When necessary, the United States is capable of standing back and advancing its interests by empowering others, sharing credit, and borrowing leverage and even credibility from other players, including the transactional authoritarians, however unprincipled they are.
During the Balkan wars of the 1990s, it fell to the U.S. government to knock mostly authoritarian heads and impose a stop to the fighting. Representatives of the U.K., France, Germany, Italy, Russia, and the European Union attended the Dayton peace conference. In the case of Colombia’s long civil conflicts, Washington first deployed diplomatic leadership via Plan Colombia and helped shape the balance of power between the government and the Marxist rebels of the FARC.
In the next phase, the U.S. government operated more indirectly via a special envoy who participated discreetly in a process led by Cuba and Norway with facilitator countries Venezuela and Chile, all loosely coordinating with major European and neighboring states, the U.N., and the E.U., leading to the 2016 Colombian peace accords. Washington played its hand decisively but less visibly in the Northern Ireland process leading to the 1998 Good Friday agreement.
This less direct public face of peacemaking has a history. In 1905, Theodore Roosevelt indirectly maneuvered Tsarist Russia and imperial Japan to terminate a hugely costly war, leaving the visible negotiation to the direct parties. He never personally visited the conference table in Portsmouth, New Hampshire, but actively communicated with relevant governments and, in effect, borrowed leverage from authoritarian and democratic states alike, while blocking alternative approaches. The process required Roosevelt to navigate the politics of two authoritarian regimes which could not admit their need for his help.
Fast forward to the 1980s and 1990s when U.S. negotiators borrowed leverage from allies and erstwhile adversaries in bringing authoritarian regimes to make peace in Southern Africa (working with the British, Portuguese, and other Western allies as well as the Soviets, Cubans, Zambians, Congolese, Cape Verdeans, Mozambicans and the U.N. Secretariat), and to avert civil war in Ethiopia (working with Sweden, Britain, the Soviets, Israel, Sudan, and the Marxist-oriented rebel Eritrean and Tigrayan movements).

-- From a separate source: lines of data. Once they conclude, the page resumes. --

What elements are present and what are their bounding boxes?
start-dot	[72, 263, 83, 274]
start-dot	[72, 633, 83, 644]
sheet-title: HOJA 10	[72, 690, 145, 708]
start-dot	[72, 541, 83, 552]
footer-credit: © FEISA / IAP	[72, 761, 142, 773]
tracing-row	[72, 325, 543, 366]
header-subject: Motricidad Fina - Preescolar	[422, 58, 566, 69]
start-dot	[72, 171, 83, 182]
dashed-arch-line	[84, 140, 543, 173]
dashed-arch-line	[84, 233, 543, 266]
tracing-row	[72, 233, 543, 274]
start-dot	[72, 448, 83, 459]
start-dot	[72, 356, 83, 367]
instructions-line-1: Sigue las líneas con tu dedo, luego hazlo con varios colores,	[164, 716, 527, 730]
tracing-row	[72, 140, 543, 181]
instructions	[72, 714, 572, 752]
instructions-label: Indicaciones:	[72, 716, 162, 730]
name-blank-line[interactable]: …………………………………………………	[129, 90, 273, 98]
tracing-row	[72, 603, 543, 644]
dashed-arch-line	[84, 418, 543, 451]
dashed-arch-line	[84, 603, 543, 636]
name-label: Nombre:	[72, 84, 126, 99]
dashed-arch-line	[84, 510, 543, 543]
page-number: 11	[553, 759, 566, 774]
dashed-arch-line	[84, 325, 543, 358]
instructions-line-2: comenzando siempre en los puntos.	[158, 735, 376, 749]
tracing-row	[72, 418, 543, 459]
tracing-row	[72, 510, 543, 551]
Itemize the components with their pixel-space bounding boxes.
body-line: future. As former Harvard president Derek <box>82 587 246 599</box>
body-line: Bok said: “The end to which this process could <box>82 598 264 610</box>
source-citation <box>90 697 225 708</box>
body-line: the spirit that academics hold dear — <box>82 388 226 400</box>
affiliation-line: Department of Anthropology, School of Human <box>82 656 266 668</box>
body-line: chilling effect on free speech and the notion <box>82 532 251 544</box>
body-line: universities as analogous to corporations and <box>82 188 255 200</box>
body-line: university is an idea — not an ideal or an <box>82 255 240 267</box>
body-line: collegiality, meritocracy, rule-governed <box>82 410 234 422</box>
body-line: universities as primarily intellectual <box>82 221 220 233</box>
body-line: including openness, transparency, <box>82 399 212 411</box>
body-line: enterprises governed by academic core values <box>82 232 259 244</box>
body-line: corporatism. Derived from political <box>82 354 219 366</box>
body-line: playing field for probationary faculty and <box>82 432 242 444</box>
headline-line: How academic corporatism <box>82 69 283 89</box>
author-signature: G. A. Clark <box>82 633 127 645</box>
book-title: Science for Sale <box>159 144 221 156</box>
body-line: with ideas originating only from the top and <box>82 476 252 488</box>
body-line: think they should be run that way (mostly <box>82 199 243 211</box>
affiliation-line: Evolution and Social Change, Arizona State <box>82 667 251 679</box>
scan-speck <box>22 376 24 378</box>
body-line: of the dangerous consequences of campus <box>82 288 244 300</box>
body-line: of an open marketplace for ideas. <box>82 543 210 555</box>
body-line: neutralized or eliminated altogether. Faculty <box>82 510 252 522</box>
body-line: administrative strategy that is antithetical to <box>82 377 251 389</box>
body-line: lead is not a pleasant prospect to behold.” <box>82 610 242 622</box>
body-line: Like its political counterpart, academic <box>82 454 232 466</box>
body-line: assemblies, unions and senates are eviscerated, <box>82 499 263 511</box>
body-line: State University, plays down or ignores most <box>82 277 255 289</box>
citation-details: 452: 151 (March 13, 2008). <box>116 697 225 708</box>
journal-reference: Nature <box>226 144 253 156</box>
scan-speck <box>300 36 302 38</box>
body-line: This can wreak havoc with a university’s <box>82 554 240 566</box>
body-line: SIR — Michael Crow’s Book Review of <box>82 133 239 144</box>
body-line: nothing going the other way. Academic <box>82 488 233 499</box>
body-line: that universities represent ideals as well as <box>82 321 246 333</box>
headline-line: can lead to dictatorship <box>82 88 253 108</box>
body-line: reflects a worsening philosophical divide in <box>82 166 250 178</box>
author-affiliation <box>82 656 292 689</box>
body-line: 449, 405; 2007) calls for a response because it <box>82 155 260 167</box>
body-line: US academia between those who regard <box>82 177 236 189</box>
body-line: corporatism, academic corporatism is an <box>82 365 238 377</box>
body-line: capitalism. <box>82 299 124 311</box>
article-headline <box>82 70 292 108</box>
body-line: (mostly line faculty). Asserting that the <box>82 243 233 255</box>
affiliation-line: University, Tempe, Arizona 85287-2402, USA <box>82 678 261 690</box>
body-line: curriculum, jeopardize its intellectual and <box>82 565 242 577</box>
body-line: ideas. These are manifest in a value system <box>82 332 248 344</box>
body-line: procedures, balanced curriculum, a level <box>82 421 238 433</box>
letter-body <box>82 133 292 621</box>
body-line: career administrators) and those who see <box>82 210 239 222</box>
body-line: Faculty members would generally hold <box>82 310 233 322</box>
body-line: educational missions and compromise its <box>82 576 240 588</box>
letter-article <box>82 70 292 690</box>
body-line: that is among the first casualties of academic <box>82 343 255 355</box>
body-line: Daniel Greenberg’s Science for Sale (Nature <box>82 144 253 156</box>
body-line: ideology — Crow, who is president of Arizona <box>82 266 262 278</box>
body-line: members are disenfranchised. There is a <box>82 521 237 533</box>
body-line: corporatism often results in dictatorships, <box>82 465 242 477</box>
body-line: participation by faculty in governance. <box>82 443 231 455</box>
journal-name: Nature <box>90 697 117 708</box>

This is not a brand-new way of operating but one that could become more common in an age of multiple overlapping alignments where other states are partners on some issues and troublesome obstacles on others. It could also be less of a drain on the political capital available to presidents and secretaries of state. To work, it requires top level officials to delegate and a willingness to work closely with friends, partners, and other parties they wouldn’t want to bring home for dinner.